The Undergraduate Biology Research Program (UBRP), a nationally recognized internship program for undergraduates, is one UA program that works with BIO5 to place students in various summer research positions.

Because of BIO5’s multidisciplinary nature, undergraduate and graduate students placed through UBRP were able to work in a variety of labs, ranging from pharmacy to agriculture.

The UA Summer of Excellence program sponsored by the Honors College is another BIO5 supported effort.
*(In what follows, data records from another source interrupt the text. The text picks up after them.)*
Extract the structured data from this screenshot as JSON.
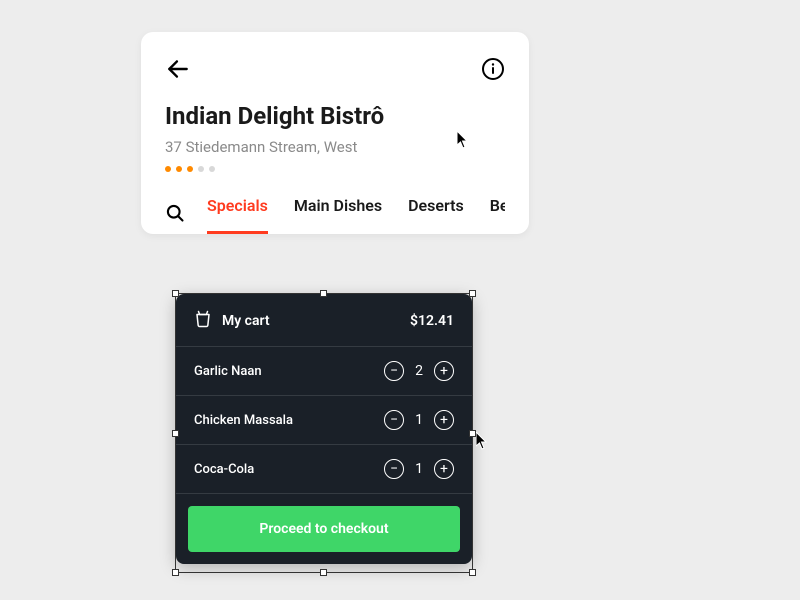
{
  "header": {
    "title": "Indian Delight Bistrô",
    "address": "37 Stiedemann Stream, West",
    "rating": 3,
    "rating_max": 5,
    "tabs": [
      {
        "label": "Specials",
        "active": true
      },
      {
        "label": "Main Dishes",
        "active": false
      },
      {
        "label": "Deserts",
        "active": false
      },
      {
        "label": "Beverages",
        "active": false
      }
    ]
  },
  "cart": {
    "title": "My cart",
    "total": "$12.41",
    "items": [
      {
        "name": "Garlic Naan",
        "qty": "2"
      },
      {
        "name": "Chicken Massala",
        "qty": "1"
      },
      {
        "name": "Coca-Cola",
        "qty": "1"
      }
    ],
    "checkout_label": "Proceed to checkout"
  }
}
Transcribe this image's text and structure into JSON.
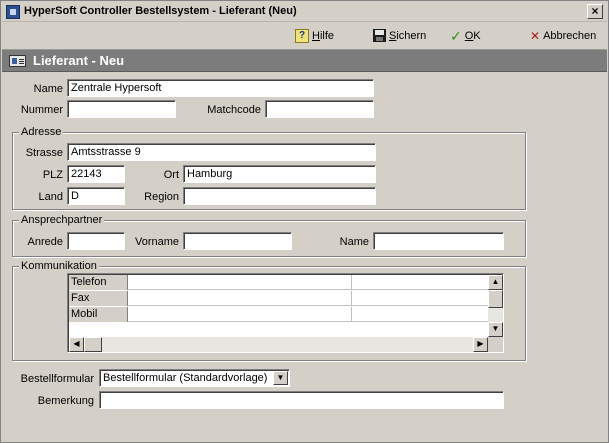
{
  "window": {
    "title": "HyperSoft Controller Bestellsystem - Lieferant (Neu)",
    "close_glyph": "×"
  },
  "toolbar": {
    "help_label_u": "H",
    "help_label_rest": "ilfe",
    "save_label_u": "S",
    "save_label_rest": "ichern",
    "ok_label_u": "O",
    "ok_label_rest": "K",
    "cancel_label": "Abbrechen",
    "help_icon": "help-icon",
    "save_icon": "floppy-disk-icon",
    "ok_icon": "checkmark-icon",
    "cancel_icon": "x-cross-icon"
  },
  "header": {
    "title": "Lieferant - Neu"
  },
  "form": {
    "name_label": "Name",
    "name_value": "Zentrale Hypersoft",
    "nummer_label": "Nummer",
    "nummer_value": "",
    "matchcode_label": "Matchcode",
    "matchcode_value": ""
  },
  "adresse": {
    "legend": "Adresse",
    "strasse_label": "Strasse",
    "strasse_value": "Amtsstrasse 9",
    "plz_label": "PLZ",
    "plz_value": "22143",
    "ort_label": "Ort",
    "ort_value": "Hamburg",
    "land_label": "Land",
    "land_value": "D",
    "region_label": "Region",
    "region_value": ""
  },
  "ansprechpartner": {
    "legend": "Ansprechpartner",
    "anrede_label": "Anrede",
    "anrede_value": "",
    "vorname_label": "Vorname",
    "vorname_value": "",
    "name_label": "Name",
    "name_value": ""
  },
  "kommunikation": {
    "legend": "Kommunikation",
    "rows": [
      {
        "label": "Telefon",
        "value1": "",
        "value2": ""
      },
      {
        "label": "Fax",
        "value1": "",
        "value2": ""
      },
      {
        "label": "Mobil",
        "value1": "",
        "value2": ""
      }
    ]
  },
  "bestellformular": {
    "label": "Bestellformular",
    "selected": "Bestellformular (Standardvorlage)"
  },
  "bemerkung": {
    "label": "Bemerkung",
    "value": ""
  }
}
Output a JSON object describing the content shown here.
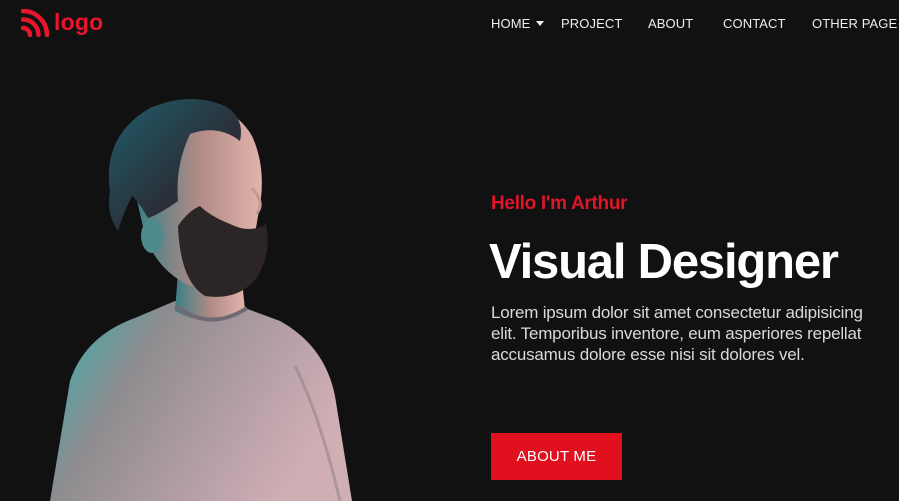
{
  "colors": {
    "background": "#121112",
    "accent": "#e0142a",
    "nav_text": "#eeeeee",
    "heading_text": "#ffffff",
    "body_text": "#d9d9d9"
  },
  "header": {
    "logo": {
      "icon": "rss-feed-icon",
      "text": "logo"
    },
    "nav": [
      {
        "label": "HOME",
        "has_dropdown": true
      },
      {
        "label": "PROJECT",
        "has_dropdown": false
      },
      {
        "label": "ABOUT",
        "has_dropdown": false
      },
      {
        "label": "CONTACT",
        "has_dropdown": false
      },
      {
        "label": "OTHER PAGE",
        "has_dropdown": true
      }
    ]
  },
  "hero": {
    "image": "bearded-man-portrait",
    "greeting": "Hello I'm Arthur",
    "title": "Visual Designer",
    "description": "Lorem ipsum dolor sit amet consectetur adipisicing elit. Temporibus inventore, eum asperiores repellat accusamus dolore esse nisi sit dolores vel.",
    "button_label": "ABOUT ME"
  }
}
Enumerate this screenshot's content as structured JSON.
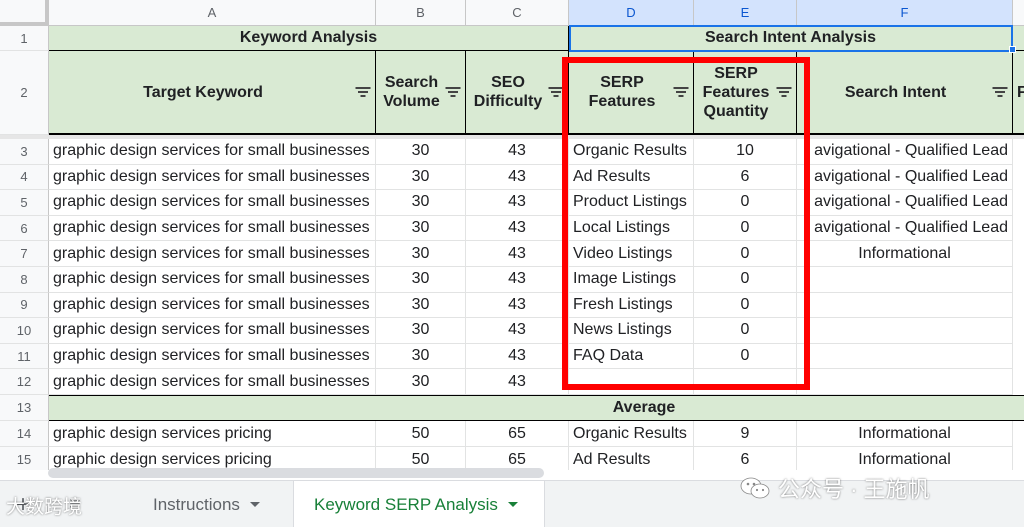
{
  "columns": [
    "A",
    "B",
    "C",
    "D",
    "E",
    "F"
  ],
  "rows": [
    "1",
    "2",
    "3",
    "4",
    "5",
    "6",
    "7",
    "8",
    "9",
    "10",
    "11",
    "12",
    "13",
    "14",
    "15"
  ],
  "groups": {
    "keyword_analysis": "Keyword Analysis",
    "search_intent_analysis": "Search Intent Analysis"
  },
  "headers": {
    "target_keyword": "Target Keyword",
    "search_volume": "Search Volume",
    "seo_difficulty": "SEO Difficulty",
    "serp_features": "SERP Features",
    "serp_features_quantity": "SERP Features Quantity",
    "search_intent": "Search Intent",
    "partial_next": "F"
  },
  "data_rows": [
    {
      "keyword": "graphic design services for small businesses",
      "volume": "30",
      "difficulty": "43",
      "serp_feature": "Organic Results",
      "quantity": "10",
      "intent": "avigational - Qualified Lead"
    },
    {
      "keyword": "graphic design services for small businesses",
      "volume": "30",
      "difficulty": "43",
      "serp_feature": "Ad Results",
      "quantity": "6",
      "intent": "avigational - Qualified Lead"
    },
    {
      "keyword": "graphic design services for small businesses",
      "volume": "30",
      "difficulty": "43",
      "serp_feature": "Product Listings",
      "quantity": "0",
      "intent": "avigational - Qualified Lead"
    },
    {
      "keyword": "graphic design services for small businesses",
      "volume": "30",
      "difficulty": "43",
      "serp_feature": "Local Listings",
      "quantity": "0",
      "intent": "avigational - Qualified Lead"
    },
    {
      "keyword": "graphic design services for small businesses",
      "volume": "30",
      "difficulty": "43",
      "serp_feature": "Video Listings",
      "quantity": "0",
      "intent": "Informational"
    },
    {
      "keyword": "graphic design services for small businesses",
      "volume": "30",
      "difficulty": "43",
      "serp_feature": "Image Listings",
      "quantity": "0",
      "intent": ""
    },
    {
      "keyword": "graphic design services for small businesses",
      "volume": "30",
      "difficulty": "43",
      "serp_feature": "Fresh Listings",
      "quantity": "0",
      "intent": ""
    },
    {
      "keyword": "graphic design services for small businesses",
      "volume": "30",
      "difficulty": "43",
      "serp_feature": "News Listings",
      "quantity": "0",
      "intent": ""
    },
    {
      "keyword": "graphic design services for small businesses",
      "volume": "30",
      "difficulty": "43",
      "serp_feature": "FAQ Data",
      "quantity": "0",
      "intent": ""
    },
    {
      "keyword": "graphic design services for small businesses",
      "volume": "30",
      "difficulty": "43",
      "serp_feature": "",
      "quantity": "",
      "intent": ""
    }
  ],
  "average_label": "Average",
  "data_rows_after": [
    {
      "keyword": "graphic design services pricing",
      "volume": "50",
      "difficulty": "65",
      "serp_feature": "Organic Results",
      "quantity": "9",
      "intent": "Informational"
    },
    {
      "keyword": "graphic design services pricing",
      "volume": "50",
      "difficulty": "65",
      "serp_feature": "Ad Results",
      "quantity": "6",
      "intent": "Informational"
    }
  ],
  "tabs": {
    "instructions": "Instructions",
    "keyword_serp": "Keyword SERP Analysis"
  },
  "toolbar": {
    "add_sheet": "+",
    "all_sheets": "≡"
  },
  "watermarks": {
    "left": "大数跨境",
    "right": "公众号 · 王施帆"
  },
  "colors": {
    "header_green": "#d9ead3",
    "highlight_red": "#ff0000",
    "selection_blue": "#1a73e8",
    "active_tab_green": "#188038"
  }
}
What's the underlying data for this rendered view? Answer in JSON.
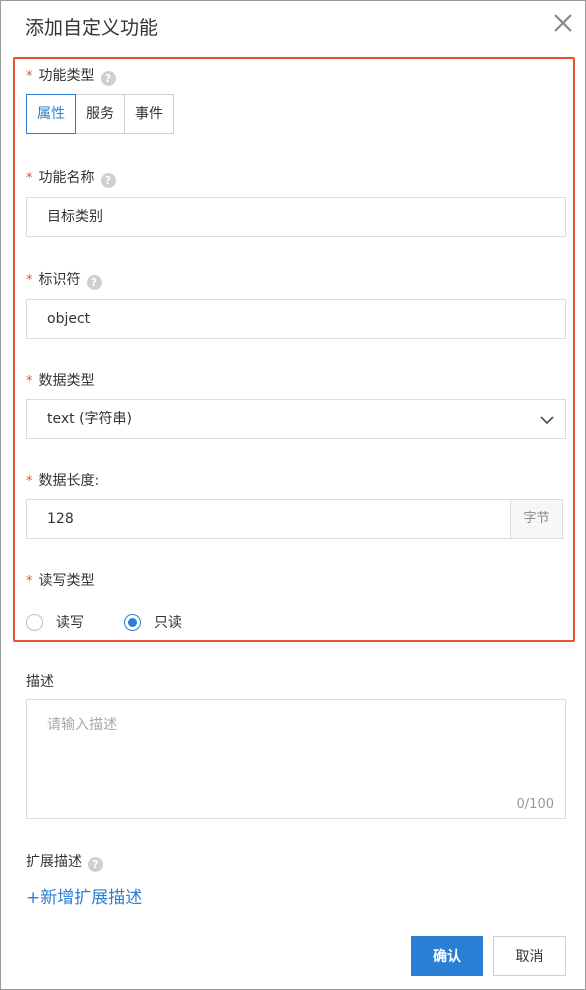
{
  "dialog": {
    "title": "添加自定义功能",
    "close_icon": "close-icon"
  },
  "form": {
    "required_mark": "*",
    "help_glyph": "?",
    "function_type": {
      "label": "功能类型",
      "options": [
        "属性",
        "服务",
        "事件"
      ],
      "selected": "属性"
    },
    "function_name": {
      "label": "功能名称",
      "value": "目标类别"
    },
    "identifier": {
      "label": "标识符",
      "value": "object"
    },
    "data_type": {
      "label": "数据类型",
      "value": "text (字符串)"
    },
    "data_length": {
      "label": "数据长度:",
      "value": "128",
      "unit": "字节"
    },
    "rw_type": {
      "label": "读写类型",
      "options": [
        "读写",
        "只读"
      ],
      "selected": "只读"
    },
    "description": {
      "label": "描述",
      "placeholder": "请输入描述",
      "counter": "0/100"
    },
    "extended": {
      "label": "扩展描述",
      "add_link": "+新增扩展描述"
    }
  },
  "footer": {
    "confirm": "确认",
    "cancel": "取消"
  },
  "colors": {
    "accent": "#2a7fd4",
    "required": "#e8532f",
    "highlight_border": "#e8532f"
  }
}
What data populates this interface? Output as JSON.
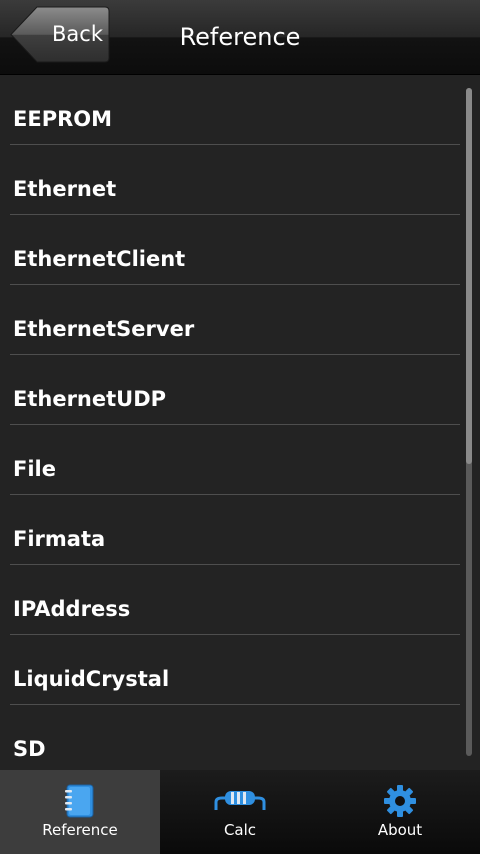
{
  "header": {
    "back_label": "Back",
    "title": "Reference"
  },
  "list": {
    "items": [
      {
        "label": "EEPROM"
      },
      {
        "label": "Ethernet"
      },
      {
        "label": "EthernetClient"
      },
      {
        "label": "EthernetServer"
      },
      {
        "label": "EthernetUDP"
      },
      {
        "label": "File"
      },
      {
        "label": "Firmata"
      },
      {
        "label": "IPAddress"
      },
      {
        "label": "LiquidCrystal"
      },
      {
        "label": "SD"
      }
    ]
  },
  "tabs": [
    {
      "label": "Reference",
      "icon": "notebook-icon",
      "active": true
    },
    {
      "label": "Calc",
      "icon": "resistor-icon",
      "active": false
    },
    {
      "label": "About",
      "icon": "gear-icon",
      "active": false
    }
  ],
  "colors": {
    "accent": "#2f8fe0",
    "background": "#232323",
    "separator": "#4e4e4e"
  }
}
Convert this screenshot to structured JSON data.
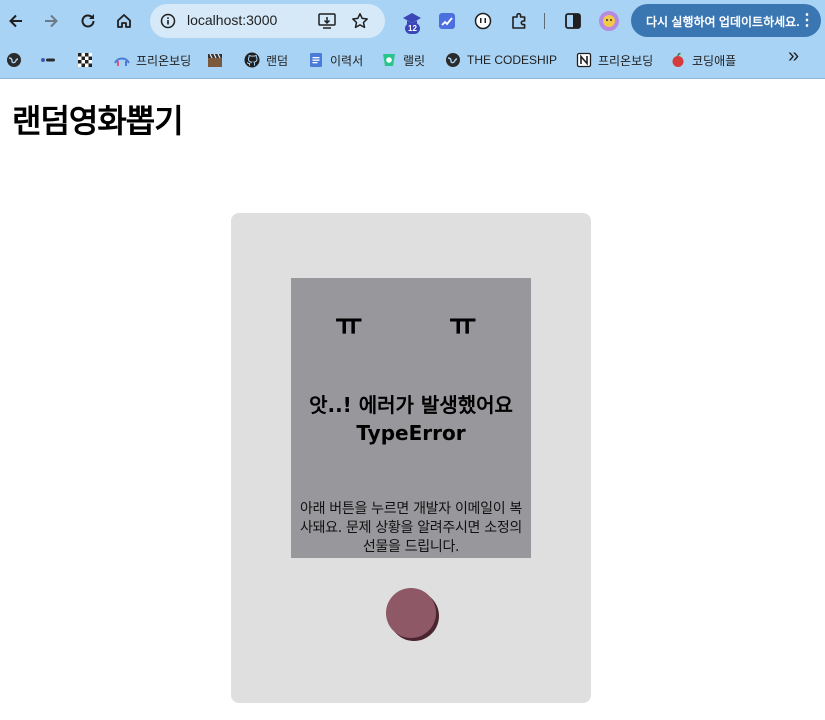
{
  "browser": {
    "url": "localhost:3000",
    "ext_badge": "12",
    "update_label": "다시 실행하여 업데이트하세요.",
    "menu_glyph": "⋮",
    "overflow_glyph": "»",
    "bookmarks": [
      {
        "label": "",
        "icon": "globe-icon"
      },
      {
        "label": "",
        "icon": "dash-icon"
      },
      {
        "label": "",
        "icon": "checker-icon"
      },
      {
        "label": "프리온보딩",
        "icon": "bridge-icon"
      },
      {
        "label": "",
        "icon": "clapper-icon"
      },
      {
        "label": "랜덤",
        "icon": "github-icon"
      },
      {
        "label": "이력서",
        "icon": "doc-icon"
      },
      {
        "label": "랠릿",
        "icon": "rallit-icon"
      },
      {
        "label": "THE CODESHIP",
        "icon": "globe-icon"
      },
      {
        "label": "프리온보딩",
        "icon": "notion-icon"
      },
      {
        "label": "코딩애플",
        "icon": "apple-icon"
      }
    ]
  },
  "page": {
    "title": "랜덤영화뽑기",
    "error": {
      "eye_left": "ㅠ",
      "eye_right": "ㅠ",
      "message": "앗..! 에러가 발생했어요",
      "type": "TypeError",
      "description": "아래 버튼을 누르면 개발자 이메일이 복사돼요. 문제 상황을 알려주시면 소정의 선물을 드립니다."
    }
  },
  "colors": {
    "chrome": "#a9d3f4",
    "card": "#dfdfdf",
    "error_box": "#98979b",
    "button": "#8e5866"
  }
}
Plant sciences researcher Carolyn Napoli arranged 10-week life science internships for five participants from the Mesa Biotech Academy.

BIO5 has also teamed with Pima Community College to place PCC biotechnology students in paid positions with UA research laboratories investigating topics such as nutritional sciences, pharmacology and toxicology, and medicine.

Although BIO5 had a handful of high school interns this past summer, it is currently developing a full summer program for high school students.

“Up to this point, it’s been fairly informal,” says BIO5 Director Vicki Chandler of the university’s system of placing high school students with scientists in the laboratory. “It’s been teachers who know about students who are really excited and interested in science, and then we find them a match.”

This past summer, a partnership with San Miguel High School placed a small number of students in BIO5 research laboratories, and UBRP managed the placement of several other high school students into BIO5 labs, according to Chandler.

Though a more structured high school program is still in conceptual stages, Chandler says that she envisions a system similar to that of BIO5’s current college-level internship programs.

“I visualize a high school program much like the one we have with Pima,” says Chandler. “The schools would be responsible for identifying interested students and screening them, and then we’re responsible for finding the set of labs that students can work in.”

The program will likely team with established programs such as UBRP to provide students with a broader range of resources and a peer network of interns, says Norine Houtz, director of workforce development for BIO5.

“Students benefit from getting a real-world work experience, but also from getting experience in science.”

Houtz also emphasizes the importance of exposing students to potential career opportunities.

Says Houtz, “These types of internship programs can give kids a broader view of what science is all about and expand their horizons in terms of possibilities for their future.”